While lawyers for the U.K. and EU all want the politicians to lose, they don’t agree on much else. The U.K. is arguing that the case is essentially pointless because the government has no intention of backing out of Brexit and the court shouldn’t interfere while Parliament is reviewing the issue.
“If the court enters the field of parliamentary debate prematurely, then it does risk the accusation from one side or another that it is influencing the legislature or the executive in the determination of a highly charged political issue,” the U.K.’s Keen told a 26-judge court panel.
But the EU maintains that the remaining members of the bloc require a veto over the reversal of Article 50 to protect against any abuse of the process.
But lawyers for the EU institutions maintain that while Article can be revoked, it would only be possible with full unanimity from the remaining members of the bloc.
If that was not the case, “this would leave open the possibility that that member state could use its prerogative in an abusive manner, for instance, to stop the clock on negotiations only to re-notify its intention to withdraw some time later,” commission lawyer Karen Banks told the court.

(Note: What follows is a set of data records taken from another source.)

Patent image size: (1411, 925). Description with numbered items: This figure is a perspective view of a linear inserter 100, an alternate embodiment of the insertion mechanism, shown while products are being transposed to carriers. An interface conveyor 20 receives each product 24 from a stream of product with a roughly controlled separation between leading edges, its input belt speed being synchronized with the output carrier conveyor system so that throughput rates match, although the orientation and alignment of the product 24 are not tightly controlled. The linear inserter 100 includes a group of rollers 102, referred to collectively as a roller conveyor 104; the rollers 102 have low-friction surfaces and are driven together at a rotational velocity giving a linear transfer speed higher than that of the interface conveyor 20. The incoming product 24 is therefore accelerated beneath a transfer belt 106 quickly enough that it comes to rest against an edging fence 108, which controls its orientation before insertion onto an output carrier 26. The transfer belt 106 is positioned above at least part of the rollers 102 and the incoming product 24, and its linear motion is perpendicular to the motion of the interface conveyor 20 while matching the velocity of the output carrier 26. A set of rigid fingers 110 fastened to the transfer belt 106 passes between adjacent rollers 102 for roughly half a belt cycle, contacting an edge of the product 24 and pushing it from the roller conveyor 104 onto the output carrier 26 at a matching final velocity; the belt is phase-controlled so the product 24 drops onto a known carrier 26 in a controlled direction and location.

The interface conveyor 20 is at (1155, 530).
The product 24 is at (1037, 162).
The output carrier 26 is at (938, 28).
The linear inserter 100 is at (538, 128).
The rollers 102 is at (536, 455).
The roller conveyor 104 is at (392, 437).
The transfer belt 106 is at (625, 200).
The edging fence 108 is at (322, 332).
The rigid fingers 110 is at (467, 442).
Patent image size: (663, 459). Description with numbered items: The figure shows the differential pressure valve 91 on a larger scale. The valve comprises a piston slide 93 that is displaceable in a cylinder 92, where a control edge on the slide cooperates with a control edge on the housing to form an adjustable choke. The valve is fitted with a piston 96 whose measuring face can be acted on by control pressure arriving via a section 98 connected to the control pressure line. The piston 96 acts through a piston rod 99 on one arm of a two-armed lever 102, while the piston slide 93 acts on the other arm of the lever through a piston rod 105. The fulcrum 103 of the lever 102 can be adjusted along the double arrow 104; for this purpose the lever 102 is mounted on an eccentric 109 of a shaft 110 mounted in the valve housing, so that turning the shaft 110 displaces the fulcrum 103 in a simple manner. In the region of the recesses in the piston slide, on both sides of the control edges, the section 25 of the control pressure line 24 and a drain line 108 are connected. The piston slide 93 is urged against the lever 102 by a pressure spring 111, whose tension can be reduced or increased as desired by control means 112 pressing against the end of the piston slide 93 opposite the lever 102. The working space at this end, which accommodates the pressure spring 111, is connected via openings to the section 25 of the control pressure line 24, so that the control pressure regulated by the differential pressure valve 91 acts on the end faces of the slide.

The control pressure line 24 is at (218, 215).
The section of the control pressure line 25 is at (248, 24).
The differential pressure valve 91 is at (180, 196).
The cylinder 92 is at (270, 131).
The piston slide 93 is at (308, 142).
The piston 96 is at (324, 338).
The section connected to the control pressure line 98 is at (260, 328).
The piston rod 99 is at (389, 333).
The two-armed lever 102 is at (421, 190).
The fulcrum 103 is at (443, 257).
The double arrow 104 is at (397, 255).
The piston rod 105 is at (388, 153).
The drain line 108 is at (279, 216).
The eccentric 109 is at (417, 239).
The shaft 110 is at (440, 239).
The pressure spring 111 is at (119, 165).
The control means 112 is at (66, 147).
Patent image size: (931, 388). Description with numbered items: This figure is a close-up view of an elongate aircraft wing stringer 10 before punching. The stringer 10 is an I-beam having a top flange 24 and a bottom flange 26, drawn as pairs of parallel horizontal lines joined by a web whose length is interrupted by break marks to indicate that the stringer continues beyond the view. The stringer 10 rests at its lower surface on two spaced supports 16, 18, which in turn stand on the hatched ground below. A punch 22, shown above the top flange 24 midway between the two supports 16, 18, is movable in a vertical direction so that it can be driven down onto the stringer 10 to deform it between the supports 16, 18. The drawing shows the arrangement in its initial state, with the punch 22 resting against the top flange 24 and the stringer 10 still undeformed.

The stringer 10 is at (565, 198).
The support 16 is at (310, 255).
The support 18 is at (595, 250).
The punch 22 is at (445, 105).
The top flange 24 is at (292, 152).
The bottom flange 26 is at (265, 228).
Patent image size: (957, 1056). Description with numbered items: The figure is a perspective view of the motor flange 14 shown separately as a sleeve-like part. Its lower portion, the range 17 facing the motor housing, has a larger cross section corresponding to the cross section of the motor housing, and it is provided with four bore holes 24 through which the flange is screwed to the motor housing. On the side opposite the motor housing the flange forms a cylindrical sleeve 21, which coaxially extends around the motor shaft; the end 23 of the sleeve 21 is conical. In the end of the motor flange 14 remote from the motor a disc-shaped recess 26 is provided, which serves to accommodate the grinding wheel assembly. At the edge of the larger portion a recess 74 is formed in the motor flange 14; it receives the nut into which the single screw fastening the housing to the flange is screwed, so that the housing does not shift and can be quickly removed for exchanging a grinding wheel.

The U.K.’s Department for Exiting the EU lost a bid to derail the case last week, as the country’s Supreme Court refused to hear an appeal that could have prevented it going to the EU tribunal.
The issue is complicated because while Article 50 of the EU’s Lisbon Treaty tells member states how to start the process of leaving the bloc, it offers no help on what to do it they change their mind.
Opinions are divided and it was the view of EU institutions -- that Article 50 can only be revoked with the full backing of the remaining 27 member nations -- that was attacked by the lawyer representing Scottish MPs.
“Inserting a requirement of unanimity in the European Council to make a member state’s revocation of withdrawal effective, would constitute a wholly unwanted redrafting of the treaty,” said Aidan O’Neill QC, the lawyer for Scottish lawmakers in the case. “It would curtail one of the most significant rights of a state and its peoples to decide democratically whether or not to remain in the EU.”
The hearing comes just two days after the U.K. agreed with the EU on the divorce terms at a special summit in Brussels, where European leaders warned British politicians they won’t get a better offer because there is no “Plan B.” The U.K. Parliament set Dec. 11 for a meaningful vote on May’s deal.
Even if a final court ruling comes after that date, the decision would not “be rendered moot or pointless” because Dec. 11 “is the beginning of a process which will continue for the next month or two,” O’Neill, the lawyer for the Scottish lawmakers, told the court.
While the court heard the case on an expedited basis, it didn’t release a date for the ruling.
In line with the U.K.’s reference to Greek myth, he concluded by saying that “what came out of Pandora’s box was not simply knowledge of the world’s evil, but ultimately hope, hope in and for a dangerous time.”